Last Sunday I was thrilled to note that children as young as about 10 were taking an active role in the service itself. In the offertory procession, a group of children obviously under 12 years old were carrying in the communion elements! And of course the choir was composed of youngsters for trebles -- both boys and girls, and of adults too, male tenors and basses, and women supplementing the young trebles.
What every service we've attended here had in common was superb music -- lovely choirs singing classically styled anthems, Psalms, and other service music; magnificent organs playing authentic classical pieces as appropriate; hymns sung in fully authentic hymn style, not one praise song or CCM "hit" tune, nothing sentimental or hokey in the least -- along with traditional liturgical format closely hewing to the BCP, magnificent processions, elaborate use of the traditional "hardware" of liturgical worship such as wands, crosses, incense, robes, etc.
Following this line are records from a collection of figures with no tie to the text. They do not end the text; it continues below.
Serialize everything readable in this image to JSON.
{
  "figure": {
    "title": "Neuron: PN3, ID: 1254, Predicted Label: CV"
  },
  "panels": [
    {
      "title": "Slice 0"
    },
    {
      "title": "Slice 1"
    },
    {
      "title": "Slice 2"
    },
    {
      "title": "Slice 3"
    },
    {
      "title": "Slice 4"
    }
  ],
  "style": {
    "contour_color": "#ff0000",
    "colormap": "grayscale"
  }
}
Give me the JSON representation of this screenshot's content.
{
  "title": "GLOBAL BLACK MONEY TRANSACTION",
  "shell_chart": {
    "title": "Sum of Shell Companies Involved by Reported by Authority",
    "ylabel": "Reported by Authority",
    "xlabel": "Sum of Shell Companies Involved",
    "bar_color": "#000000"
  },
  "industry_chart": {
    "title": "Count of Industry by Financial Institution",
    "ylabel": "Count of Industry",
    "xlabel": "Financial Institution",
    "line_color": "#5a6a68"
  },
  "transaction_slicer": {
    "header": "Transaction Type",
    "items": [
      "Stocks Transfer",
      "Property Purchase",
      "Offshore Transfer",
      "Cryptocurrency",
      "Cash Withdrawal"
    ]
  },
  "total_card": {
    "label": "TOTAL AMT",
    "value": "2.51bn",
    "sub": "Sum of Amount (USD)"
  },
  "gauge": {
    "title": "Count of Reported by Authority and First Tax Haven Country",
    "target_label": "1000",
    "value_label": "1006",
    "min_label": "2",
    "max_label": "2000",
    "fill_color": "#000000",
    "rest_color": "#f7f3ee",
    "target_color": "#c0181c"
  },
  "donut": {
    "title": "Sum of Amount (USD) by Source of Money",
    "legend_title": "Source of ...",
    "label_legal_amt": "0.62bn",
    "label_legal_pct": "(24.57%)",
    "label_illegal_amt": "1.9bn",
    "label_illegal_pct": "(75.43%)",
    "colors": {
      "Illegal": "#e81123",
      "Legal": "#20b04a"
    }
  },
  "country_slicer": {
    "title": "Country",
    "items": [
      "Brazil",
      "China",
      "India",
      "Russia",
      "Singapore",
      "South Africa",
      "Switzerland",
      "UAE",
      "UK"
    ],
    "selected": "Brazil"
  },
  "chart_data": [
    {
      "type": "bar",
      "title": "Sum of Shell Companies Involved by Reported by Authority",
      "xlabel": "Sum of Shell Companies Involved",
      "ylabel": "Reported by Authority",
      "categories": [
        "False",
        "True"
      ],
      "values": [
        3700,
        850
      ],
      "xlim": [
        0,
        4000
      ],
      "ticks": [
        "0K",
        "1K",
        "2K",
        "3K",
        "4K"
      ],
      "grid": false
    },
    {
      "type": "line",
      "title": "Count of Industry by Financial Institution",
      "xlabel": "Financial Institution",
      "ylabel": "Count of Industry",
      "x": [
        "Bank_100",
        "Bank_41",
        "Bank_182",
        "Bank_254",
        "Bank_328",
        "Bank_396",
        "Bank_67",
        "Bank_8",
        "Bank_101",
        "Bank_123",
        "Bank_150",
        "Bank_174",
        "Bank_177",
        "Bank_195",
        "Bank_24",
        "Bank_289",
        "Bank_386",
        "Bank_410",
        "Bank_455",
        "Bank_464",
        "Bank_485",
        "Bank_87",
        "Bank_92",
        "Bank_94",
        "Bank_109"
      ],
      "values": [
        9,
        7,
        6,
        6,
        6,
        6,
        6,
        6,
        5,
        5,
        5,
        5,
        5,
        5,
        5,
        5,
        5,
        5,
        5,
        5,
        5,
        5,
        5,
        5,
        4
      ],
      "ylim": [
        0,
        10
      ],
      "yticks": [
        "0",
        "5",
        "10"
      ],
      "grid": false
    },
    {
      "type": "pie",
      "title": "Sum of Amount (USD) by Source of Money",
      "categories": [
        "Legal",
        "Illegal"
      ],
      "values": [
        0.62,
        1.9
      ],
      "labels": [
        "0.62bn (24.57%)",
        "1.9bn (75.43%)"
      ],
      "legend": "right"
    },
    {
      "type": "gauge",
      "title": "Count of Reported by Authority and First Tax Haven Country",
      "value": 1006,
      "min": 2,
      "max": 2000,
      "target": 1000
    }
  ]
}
This past Sunday's service at Southwark was one of the most awesome worship experiences of my life. Four children were brought by their families for baptism, and these baptisms were certainly "done up right" with all the ritual and ceremony one would expect, with words of instruction and encouragement for the families worked into nearly every element of the service. It was incredibly moving to me, and I of course did not know a single one of the kids or any of their families. But the way this congregation showed their welcoming, their support, their commitment to these little ones and their families, and the way every portion of the service built up that theme, just moved me to tears many times during the hour.
I'm convinced that I witnessed authentic faith on display in that service, and what I experienced gives me incredible hope for the future. The commercialized and phony "church growth" culture that has infested so much of American Christianity is so shallow and pointless by comparison, along with the silly and trite music that inhabits the churches that have fallen for this hoax. I can only hope that I will live to see the end of the current aberration in the American church, and a return to something like what I have witnessed so many times in these amazing holy places and in these holy hours in the UK.
Bottom line -- neither authentic faith nor authentic music are dead here!